By Georgina Campbell
"Bagpipes the penguin has happy feet once again.
The little blue penguin had his left leg amputated after it became tangled in fishing line in 2007 and has hopped and wriggled his way around his new home at the International Antarctic Centre in Christchurch ever since.
On Wednesday the imbalance was redressed. Bagpipes was fitted with a 3D-printed replacement foot to help him swim, stand and waddle like a penguin should.
"He's our resident bad boy with a soft streak," penguin keeper Mal Hackett said.
Tentatively, he skated across the room. He fell flat on his stomach a few times but managed to haul himself back up.
Hackett said Bagpipes had spent almost a decade with various foam beer bottle holders cut to size and wrapped around his stump to give him some support ,but he still struggled.
"When he gets out of the pool he is using parts of his body that he shouldn't, like his beak and flippers, so hopefully this prosthetic will help with that."
Antarctic Centre staff believed it was the first time a wild animal in New Zealand had been fitted with a 3D-printed prosthetic.
University of Canterbury senior lecturer in design and manufacturing Don Clucas said it took about 30 hours to design the foot.
Bagpipes had his remaining foot scanned so a perfect replica could be created.
Then Clucas worked on a computer design, refined the model and printed the prosthetic.
"The hardest part was scanning his foot because he is quite wriggly," he said.
Wednesday was the first time Bagpipes tried the models, which had varying lengths and joints.
"The fitting today has gone better than expected," Clucas said.

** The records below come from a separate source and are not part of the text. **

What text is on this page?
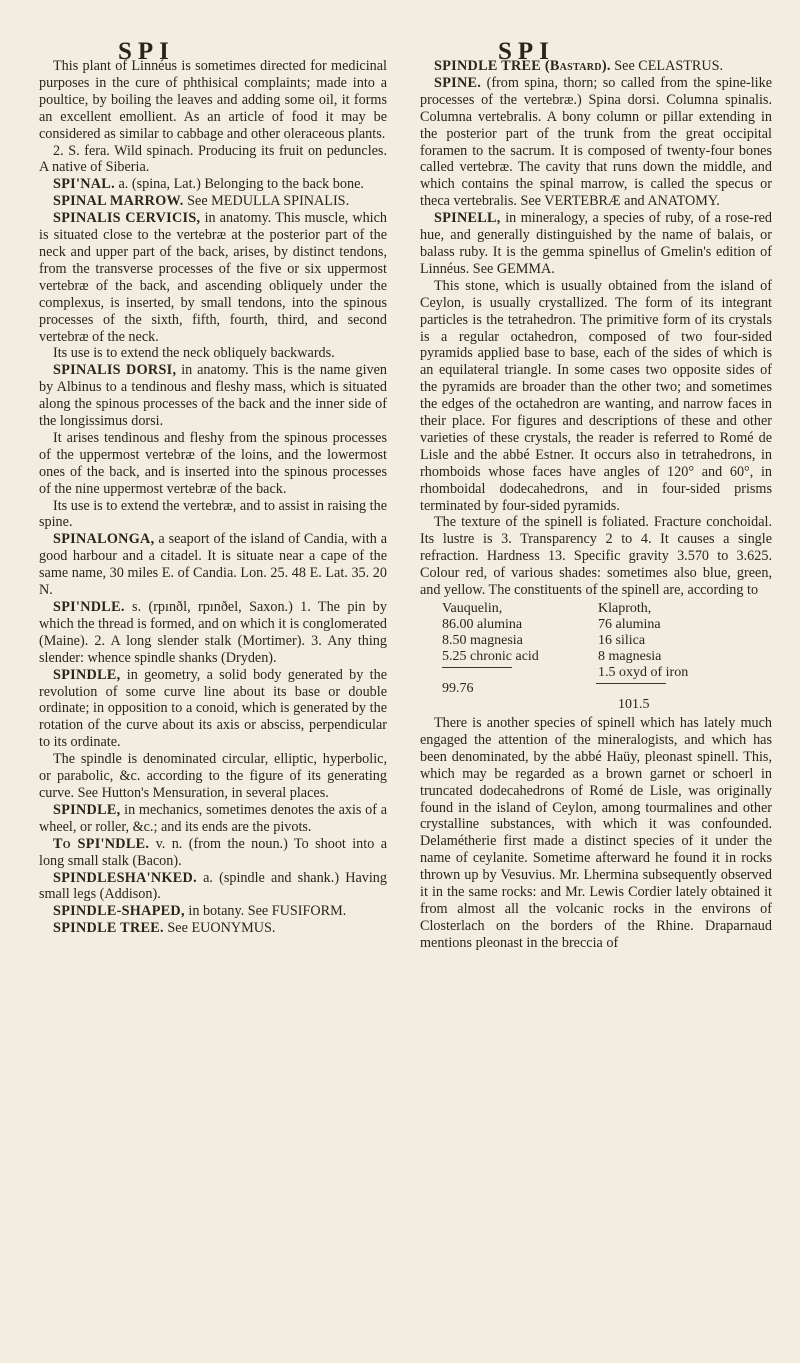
SPI	SPI

This plant of Linnéus is sometimes directed for medicinal purposes in the cure of phthisical complaints; made into a poultice, by boiling the leaves and adding some oil, it forms an excellent emollient. As an article of food it may be considered as similar to cabbage and other oleraceous plants.

2. S. fera. Wild spinach. Producing its fruit on peduncles. A native of Siberia.

SPI'NAL. a. (spina, Lat.) Belonging to the back bone.

SPINAL MARROW. See MEDULLA SPINALIS.

SPINALIS CERVICIS, in anatomy. This muscle, which is situated close to the vertebræ at the posterior part of the neck and upper part of the back, arises, by distinct tendons, from the transverse processes of the five or six uppermost vertebræ of the back, and ascending obliquely under the complexus, is inserted, by small tendons, into the spinous processes of the sixth, fifth, fourth, third, and second vertebræ of the neck.

Its use is to extend the neck obliquely backwards.

SPINALIS DORSI, in anatomy. This is the name given by Albinus to a tendinous and fleshy mass, which is situated along the spinous processes of the back and the inner side of the longissimus dorsi.

It arises tendinous and fleshy from the spinous processes of the uppermost vertebræ of the loins, and the lowermost ones of the back, and is inserted into the spinous processes of the nine uppermost vertebræ of the back.

Its use is to extend the vertebræ, and to assist in raising the spine.

SPINALONGA, a seaport of the island of Candia, with a good harbour and a citadel. It is situate near a cape of the same name, 30 miles E. of Candia. Lon. 25. 48 E. Lat. 35. 20 N.

SPI'NDLE. s. (rpınðl, rpınðel, Saxon.) 1. The pin by which the thread is formed, and on which it is conglomerated (Maine). 2. A long slender stalk (Mortimer). 3. Any thing slender: whence spindle shanks (Dryden).

SPINDLE, in geometry, a solid body generated by the revolution of some curve line about its base or double ordinate; in opposition to a conoid, which is generated by the rotation of the curve about its axis or absciss, perpendicular to its ordinate.

The spindle is denominated circular, elliptic, hyperbolic, or parabolic, &c. according to the figure of its generating curve. See Hutton's Mensuration, in several places.

SPINDLE, in mechanics, sometimes denotes the axis of a wheel, or roller, &c.; and its ends are the pivots.

To SPI'NDLE. v. n. (from the noun.) To shoot into a long small stalk (Bacon).

SPINDLESHA'NKED. a. (spindle and shank.) Having small legs (Addison).

SPINDLE-SHAPED, in botany. See FUSIFORM.

SPINDLE TREE. See EUONYMUS.

SPINDLE TREE (Bastard). See CELASTRUS.

SPINE. (from spina, thorn; so called from the spine-like processes of the vertebræ.) Spina dorsi. Columna spinalis. Columna vertebralis. A bony column or pillar extending in the posterior part of the trunk from the great occipital foramen to the sacrum. It is composed of twenty-four bones called vertebræ. The cavity that runs down the middle, and which contains the spinal marrow, is called the specus or theca vertebralis. See VERTEBRÆ and ANATOMY.

SPINELL, in mineralogy, a species of ruby, of a rose-red hue, and generally distinguished by the name of balais, or balass ruby. It is the gemma spinellus of Gmelin's edition of Linnéus. See GEMMA.

This stone, which is usually obtained from the island of Ceylon, is usually crystallized. The form of its integrant particles is the tetrahedron. The primitive form of its crystals is a regular octahedron, composed of two four-sided pyramids applied base to base, each of the sides of which is an equilateral triangle. In some cases two opposite sides of the pyramids are broader than the other two; and sometimes the edges of the octahedron are wanting, and narrow faces in their place. For figures and descriptions of these and other varieties of these crystals, the reader is referred to Romé de Lisle and the abbé Estner. It occurs also in tetrahedrons, in rhomboids whose faces have angles of 120° and 60°, in rhomboidal dodecahedrons, and in four-sided prisms terminated by four-sided pyramids.

The texture of the spinell is foliated. Fracture conchoidal. Its lustre is 3. Transparency 2 to 4. It causes a single refraction. Hardness 13. Specific gravity 3.570 to 3.625. Colour red, of various shades: sometimes also blue, green, and yellow. The constituents of the spinell are, according to

Vauquelin,	Klaproth,
86.00 alumina	76 alumina
8.50 magnesia	16 silica
5.25 chronic acid	8 magnesia

	1.5 oxyd of iron
99.76	

	101.5

There is another species of spinell which has lately much engaged the attention of the mineralogists, and which has been denominated, by the abbé Haüy, pleonast spinell. This, which may be regarded as a brown garnet or schoerl in truncated dodecahedrons of Romé de Lisle, was originally found in the island of Ceylon, among tourmalines and other crystalline substances, with which it was confounded. Delamétherie first made a distinct species of it under the name of ceylanite. Sometime afterward he found it in rocks thrown up by Vesuvius. Mr. Lhermina subsequently observed it in the same rocks: and Mr. Lewis Cordier lately obtained it from almost all the volcanic rocks in the environs of Closterlach on the borders of the Rhine. Draparnaud mentions pleonast in the breccia of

"We still need to make a few adjustments like making it easier to clip on the prosthetic and keep it in place on his legs."
The prosthetic is made from plastic but the final fitting will include a rubber material to help Bagpipes with his grip.
Bagpipes was treated by a Scottish vet when he was found on the West Coast in 2007.
The vet wanted to name him Haggis but the centre persuaded him to settle on Bagpipes."